Life On Beal Street by Ian Finley as Anonymous [Comp99]

IFDB page: Life on Beal Street
Final placement: 26th place (of 37) in the 1999 Interactive Fiction Competition

One of the things I love about the IF competition is that its emphasis on shorter lengths of work allows and encourages experimentation. Life on Beal Street, if nothing else, is certainly an interesting experiment. It’s a different kind of computer-aided fiction, one in which the computer starts with a preset opening paragraph, then randomly chooses a second paragraph from a set of five available, then a third from a different set of five, and so on until it randomly chooses an ending. Together, these paragraphs make up a narrative arc whose plot couldn’t be simpler (protagonist walks down a street and arrives at a house) and the majority of whose action takes place inside the PC’s head. This action always follows the same pattern — start walking, think about person X, think about person Y, think about yourself, arrive at your destination and see what happens. The player’s role is to prompt the computer to make its next random selection, ostensibly by choosing to continue walking down the street.

The game’s greatest asset is that all of the paragraphs in the various sets are written very well indeed. The author does an excellent job of capturing that feeling of reverie, of walking down a street while thinking intensely about one’s own life, the very features of the street triggering and shaping the direction of the thoughts. The descriptions of the characters on whom the protagonist ruminates, and what those descriptions imply about the PC itself, are evocative and well-judged. Moreover, the delicate balancing act of providing an ungendered PC, onto which the player can project his or her own gender and sexual orientation, is done very well here, especially considering the fact that the game deals directly with interpersonal and even sexual subject matter. At its best, Life on Beal Street provides a sort of kaleidoscopic effect after a few playings, giving us a glimpse of the myriad ways in which we might understand our own lives, ourselves, and our relationships with others. There are some flaws, of course. I wish the game hadn’t chosen “Beal” as the name of its street, as it is distractingly reminiscent of the famous Beale Street in Memphis. I would have had similar problems with “Life on Rudeo Drive” or “Life on Madeson Avenue”. Also, there is one point where the computer unexpectedly says “* NO CHOICES DEFINED *”, though as far as I could tell there were as many (or as few) choices defined as ever.

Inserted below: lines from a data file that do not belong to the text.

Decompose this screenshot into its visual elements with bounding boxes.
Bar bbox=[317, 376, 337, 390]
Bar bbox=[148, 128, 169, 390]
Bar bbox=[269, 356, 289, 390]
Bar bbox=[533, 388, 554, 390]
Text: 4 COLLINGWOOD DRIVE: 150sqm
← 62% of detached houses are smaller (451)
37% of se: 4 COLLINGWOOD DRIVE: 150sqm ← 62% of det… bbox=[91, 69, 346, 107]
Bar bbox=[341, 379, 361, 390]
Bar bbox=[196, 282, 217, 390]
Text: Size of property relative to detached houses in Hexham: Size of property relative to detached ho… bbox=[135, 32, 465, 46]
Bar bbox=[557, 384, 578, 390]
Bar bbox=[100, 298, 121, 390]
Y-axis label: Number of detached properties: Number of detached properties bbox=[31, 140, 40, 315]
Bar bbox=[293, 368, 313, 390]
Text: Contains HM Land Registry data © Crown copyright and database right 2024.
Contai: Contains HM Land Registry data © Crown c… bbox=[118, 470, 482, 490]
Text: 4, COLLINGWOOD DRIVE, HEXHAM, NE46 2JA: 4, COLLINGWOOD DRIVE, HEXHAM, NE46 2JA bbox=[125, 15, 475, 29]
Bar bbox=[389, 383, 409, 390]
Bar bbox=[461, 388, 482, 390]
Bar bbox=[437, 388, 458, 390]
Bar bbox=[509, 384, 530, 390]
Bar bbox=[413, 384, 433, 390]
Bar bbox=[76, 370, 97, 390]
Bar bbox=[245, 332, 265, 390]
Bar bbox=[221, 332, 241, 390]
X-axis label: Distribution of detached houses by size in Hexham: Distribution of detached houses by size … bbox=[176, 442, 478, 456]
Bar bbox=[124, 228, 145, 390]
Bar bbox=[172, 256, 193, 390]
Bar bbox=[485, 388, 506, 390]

And in fact, that brings up the game’s largest flaw of all. It isn’t, in any meaningful sense, interactive fiction. Yes, the author works hard to emphasize that the choice between continuing to walk the street and turning back is a real one, just like those we make in everyday life. This is true enough in itself, but as a claim for interactivity, it’s a crock. What it amounts to, more or less, is a choice between reading the next paragraph and quitting the game. These limited options make Life on Beal Street no more interactive than a book. There is one more possibility, which is the opportunity to say “no” to a chosen paragraph and have the computer spit out a new one, but that turns to be the equivalent of continuing to draw paragraphs from a hat until you realize that the hat is empty. Thus, in the final analysis the appeal of Life on Beal Street is quite fleeting. There’s a wonderful sense of openness and excitement in the first few plays, one which quickly contracts as paragraphs start to repeat, and finally shuts down entirely as you search through the whole thing brute-force to find any text you haven’t yet seen. Once you’ve done this, the game becomes just an interesting novelty whose possibilities have been exhausted. It’s definitely worth the download, but don’t expect to keep it long.